Anderson resigned from her position as executive minister at the start of 2020 after she "felt a call to church ministry." She moved to Provincetown, Massachusetts to become the pastor at the United Methodist Church later that March.

== Political activities (2022–present) ==
Anderson ran as a candidate in the 2022 Democratic primary for the Rhode Island General Assembly seat for Senate District 1 in Providence, challenging incumbent Maryellen Goodwin, the majority whip of the state senate. She was reported to be one of three transgender people running in the primaries in September, who, if elected, would be the first transgender person to join the General Assembly. Goodwin ultimately won the primary.
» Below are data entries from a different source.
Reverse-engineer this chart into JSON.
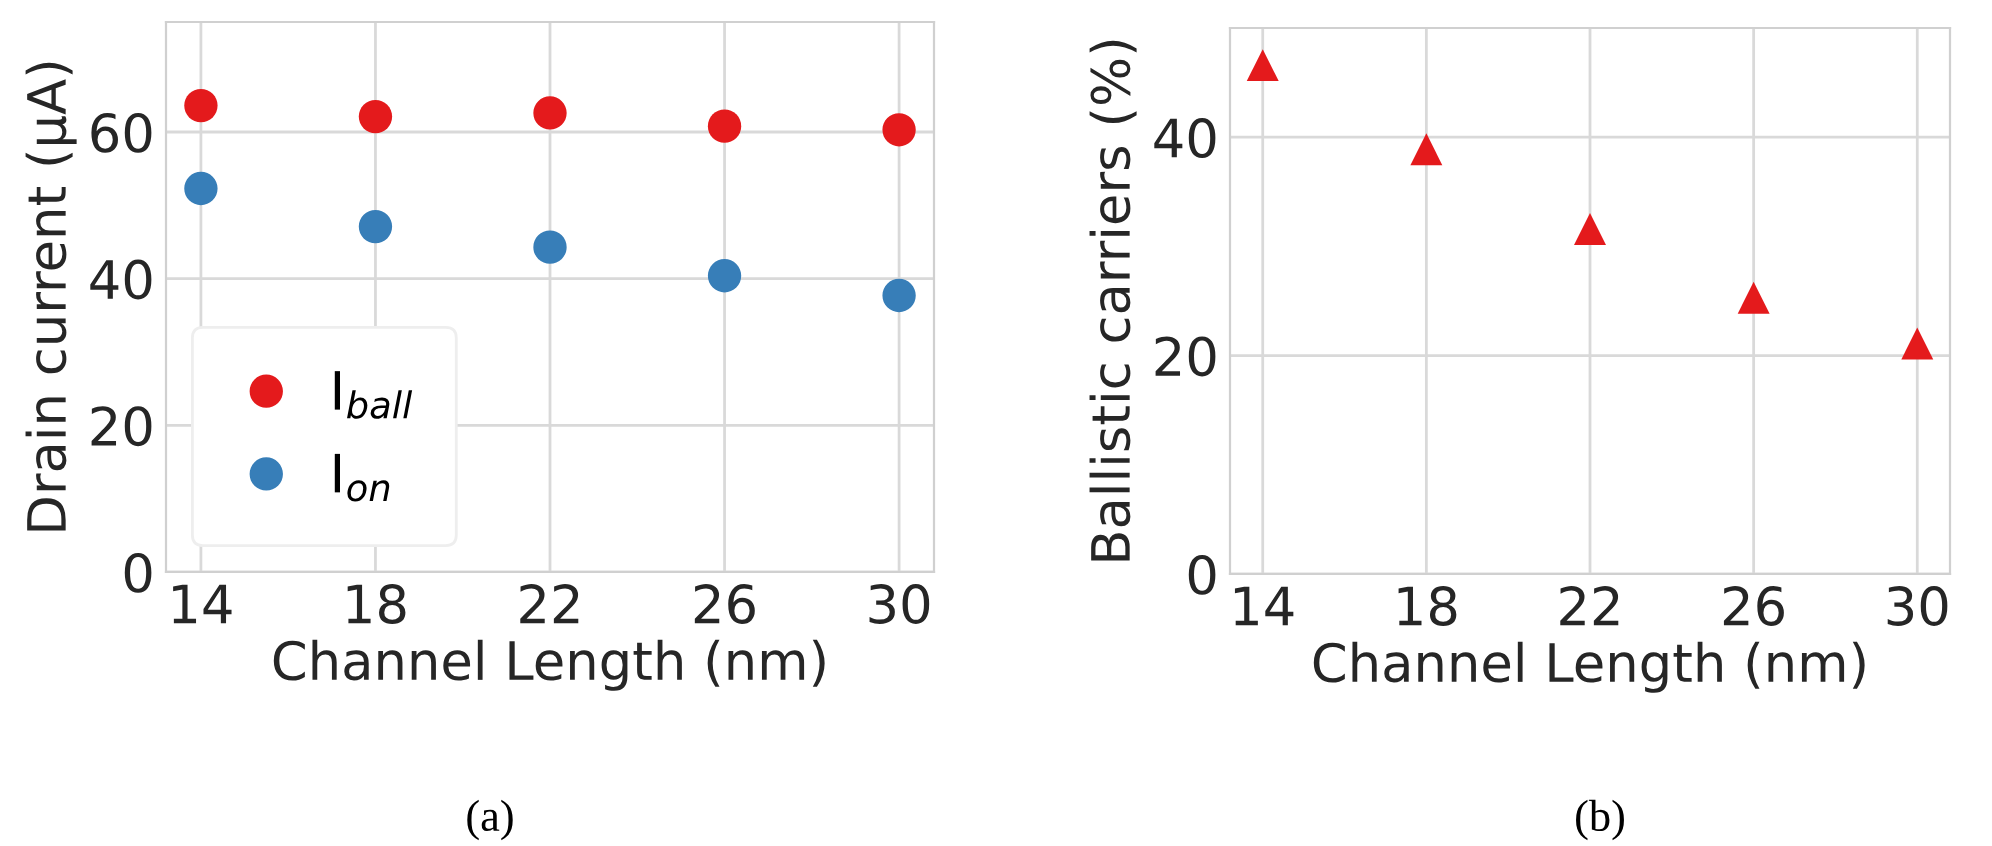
{
  "chart_data": [
    {
      "type": "scatter",
      "xlabel": "Channel Length (nm)",
      "ylabel": "Drain current (μA)",
      "x": [
        14,
        18,
        22,
        26,
        30
      ],
      "xlim": [
        13.2,
        30.8
      ],
      "xticks": [
        14,
        18,
        22,
        26,
        30
      ],
      "ylim": [
        0,
        75
      ],
      "yticks": [
        0,
        20,
        40,
        60
      ],
      "grid": true,
      "legend": "bottom left",
      "marker": "circle",
      "series": [
        {
          "name": "I$_{ball}$",
          "color": "#e41a1c",
          "values": [
            63.6,
            62.1,
            62.6,
            60.8,
            60.3
          ]
        },
        {
          "name": "I$_{on}$",
          "color": "#377eb8",
          "values": [
            52.3,
            47.1,
            44.3,
            40.4,
            37.7
          ]
        }
      ],
      "annotations": [
        "(a)"
      ]
    },
    {
      "type": "scatter",
      "xlabel": "Channel Length (nm)",
      "ylabel": "Ballistic carriers (%)",
      "x": [
        14,
        18,
        22,
        26,
        30
      ],
      "xlim": [
        13.2,
        30.8
      ],
      "xticks": [
        14,
        18,
        22,
        26,
        30
      ],
      "ylim": [
        0,
        50
      ],
      "yticks": [
        0,
        20,
        40
      ],
      "grid": true,
      "marker": "triangle",
      "series": [
        {
          "color": "#e41a1c",
          "values": [
            46.6,
            38.9,
            31.6,
            25.3,
            21.1
          ]
        }
      ],
      "annotations": [
        "(b)"
      ]
    }
  ]
}
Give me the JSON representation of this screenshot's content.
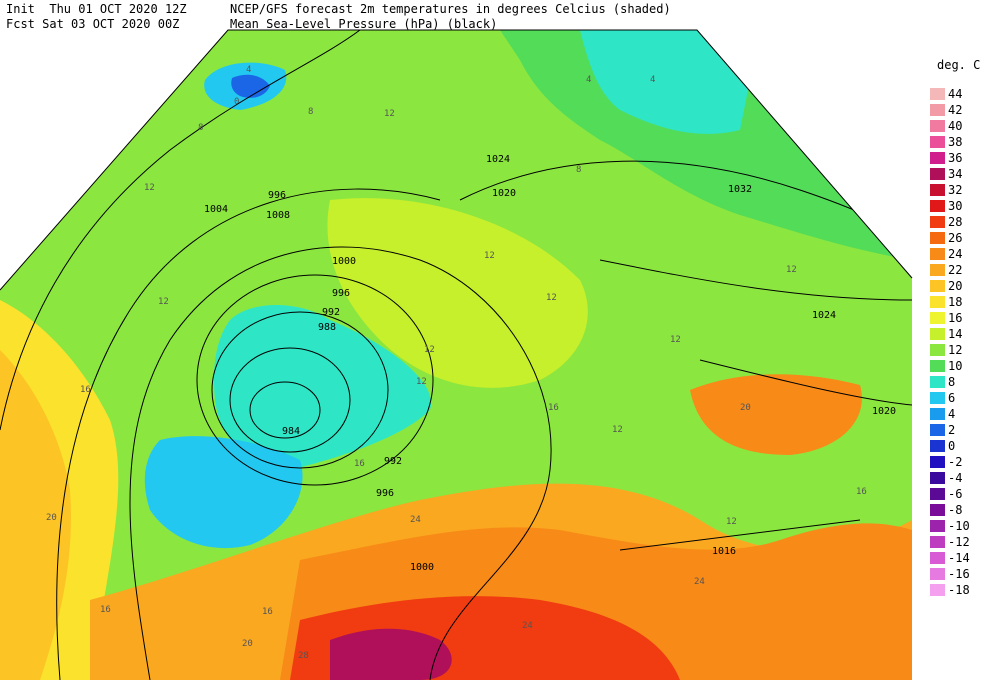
{
  "header": {
    "line1_left": "Init  Thu 01 OCT 2020 12Z",
    "line2_left": "Fcst Sat 03 OCT 2020 00Z",
    "line1_right": "NCEP/GFS forecast 2m temperatures in degrees Celcius (shaded)",
    "line2_right": "Mean Sea-Level Pressure (hPa) (black)"
  },
  "legend": {
    "title": "deg. C",
    "items": [
      {
        "label": "44",
        "color": "#f4b8b8"
      },
      {
        "label": "42",
        "color": "#f29aa6"
      },
      {
        "label": "40",
        "color": "#f07aa0"
      },
      {
        "label": "38",
        "color": "#ec4f9a"
      },
      {
        "label": "36",
        "color": "#d01e8c"
      },
      {
        "label": "34",
        "color": "#b0105a"
      },
      {
        "label": "32",
        "color": "#c81030"
      },
      {
        "label": "30",
        "color": "#e01818"
      },
      {
        "label": "28",
        "color": "#f03c10"
      },
      {
        "label": "26",
        "color": "#f56a10"
      },
      {
        "label": "24",
        "color": "#f88a18"
      },
      {
        "label": "22",
        "color": "#faa820"
      },
      {
        "label": "20",
        "color": "#fcc424"
      },
      {
        "label": "18",
        "color": "#fbe22c"
      },
      {
        "label": "16",
        "color": "#eef530"
      },
      {
        "label": "14",
        "color": "#c6ef2c"
      },
      {
        "label": "12",
        "color": "#8ce640"
      },
      {
        "label": "10",
        "color": "#52dc58"
      },
      {
        "label": "8",
        "color": "#2ee6c6"
      },
      {
        "label": "6",
        "color": "#22c8f0"
      },
      {
        "label": "4",
        "color": "#1a9cee"
      },
      {
        "label": "2",
        "color": "#1a66e6"
      },
      {
        "label": "0",
        "color": "#1a34d2"
      },
      {
        "label": "-2",
        "color": "#2010c0"
      },
      {
        "label": "-4",
        "color": "#3a0a9e"
      },
      {
        "label": "-6",
        "color": "#5a0a94"
      },
      {
        "label": "-8",
        "color": "#7a0c9a"
      },
      {
        "label": "-10",
        "color": "#9c24ac"
      },
      {
        "label": "-12",
        "color": "#be3cc0"
      },
      {
        "label": "-14",
        "color": "#d85ad4"
      },
      {
        "label": "-16",
        "color": "#e67ae0"
      },
      {
        "label": "-18",
        "color": "#f4a0ee"
      }
    ]
  },
  "map": {
    "isobar_labels": [
      "984",
      "988",
      "992",
      "996",
      "996",
      "996",
      "992",
      "1000",
      "1000",
      "1004",
      "1008",
      "1020",
      "1024",
      "1024",
      "1032",
      "1020",
      "1016"
    ],
    "temp_labels": [
      "4",
      "0",
      "4",
      "4",
      "8",
      "8",
      "8",
      "12",
      "12",
      "12",
      "12",
      "12",
      "12",
      "12",
      "12",
      "12",
      "12",
      "12",
      "16",
      "16",
      "16",
      "16",
      "16",
      "16",
      "20",
      "20",
      "20",
      "24",
      "24",
      "24",
      "28"
    ]
  }
}
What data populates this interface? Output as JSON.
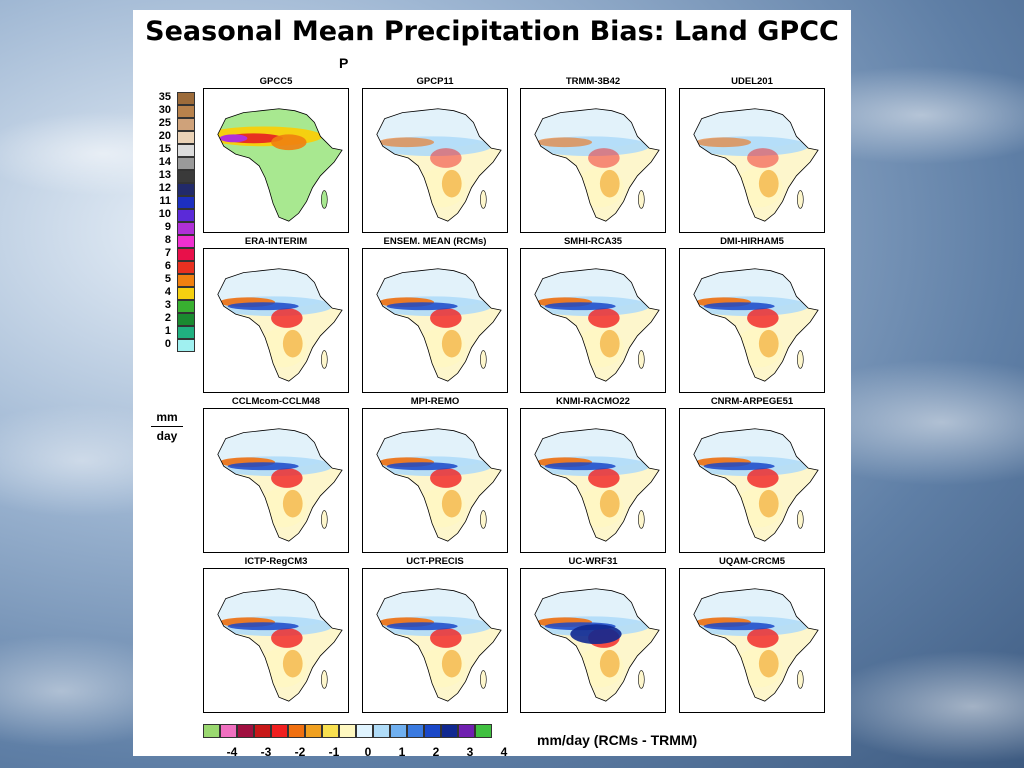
{
  "title": "Seasonal Mean Precipitation Bias: Land GPCC",
  "subtitle_fragment": "P",
  "left_colorbar": {
    "labels": [
      "35",
      "30",
      "25",
      "20",
      "15",
      "14",
      "13",
      "12",
      "11",
      "10",
      "9",
      "8",
      "7",
      "6",
      "5",
      "4",
      "3",
      "2",
      "1",
      "0"
    ],
    "colors": [
      "#9c6b3a",
      "#b8824c",
      "#cfa27a",
      "#ead2b6",
      "#dcdcdc",
      "#9a9a9a",
      "#3a3a3a",
      "#222a6a",
      "#1d2fc0",
      "#5b2ad8",
      "#b030d8",
      "#f030d0",
      "#e8104a",
      "#e83020",
      "#f08010",
      "#f5d010",
      "#38b030",
      "#1a8a30",
      "#20b080",
      "#a0f0f0"
    ],
    "units_top": "mm",
    "units_bottom": "day"
  },
  "panels": [
    {
      "title": "GPCC5"
    },
    {
      "title": "GPCP11"
    },
    {
      "title": "TRMM-3B42"
    },
    {
      "title": "UDEL201"
    },
    {
      "title": "ERA-INTERIM"
    },
    {
      "title": "ENSEM. MEAN (RCMs)"
    },
    {
      "title": "SMHI-RCA35"
    },
    {
      "title": "DMI-HIRHAM5"
    },
    {
      "title": "CCLMcom-CCLM48"
    },
    {
      "title": "MPI-REMO"
    },
    {
      "title": "KNMI-RACMO22"
    },
    {
      "title": "CNRM-ARPEGE51"
    },
    {
      "title": "ICTP-RegCM3"
    },
    {
      "title": "UCT-PRECIS"
    },
    {
      "title": "UC-WRF31"
    },
    {
      "title": "UQAM-CRCM5"
    }
  ],
  "bottom_colorbar": {
    "colors": [
      "#9ad870",
      "#f070c0",
      "#a01040",
      "#c81818",
      "#f02020",
      "#f07010",
      "#f0a020",
      "#f8e050",
      "#fff8c0",
      "#e0f4ff",
      "#b0dcf8",
      "#70b0f0",
      "#3a7ae0",
      "#1a48c8",
      "#102890",
      "#7020b0",
      "#40c040"
    ],
    "tick_labels": [
      "-4",
      "-3",
      "-2",
      "-1",
      "0",
      "1",
      "2",
      "3",
      "4"
    ],
    "caption": "mm/day  (RCMs - TRMM)"
  }
}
In 2023, Anderson ran unopposed in the election for chair of the Rhode Island Democratic Women's Caucus – an organization that separated from the state Democratic Party over new party bylaws forbidding it from spending and making statements and political endorsements. At the time of her election, she was a minister at the Pilgrim United Church of Christ in New Bedford, Massachusetts. She moderated the caucus's forum for Democratic Party congressional candidates in the special election for the 1st congressional district that year. Allen Waters, a former Republican who was running in the race, said in an open letter to the caucus that he would not participate because Anderson was transgender. Waters's remarks were rebuked by Anderson and other candidates including local and state political figures Aaron Regunberg, Sabina Matos, Gabe Amo, and John Goncalves.

== Personal life ==
Anderson came out as a transgender woman to her wife in 2018, 23 years into their marriage, and they subsequently separated. She married another woman once again in 2025.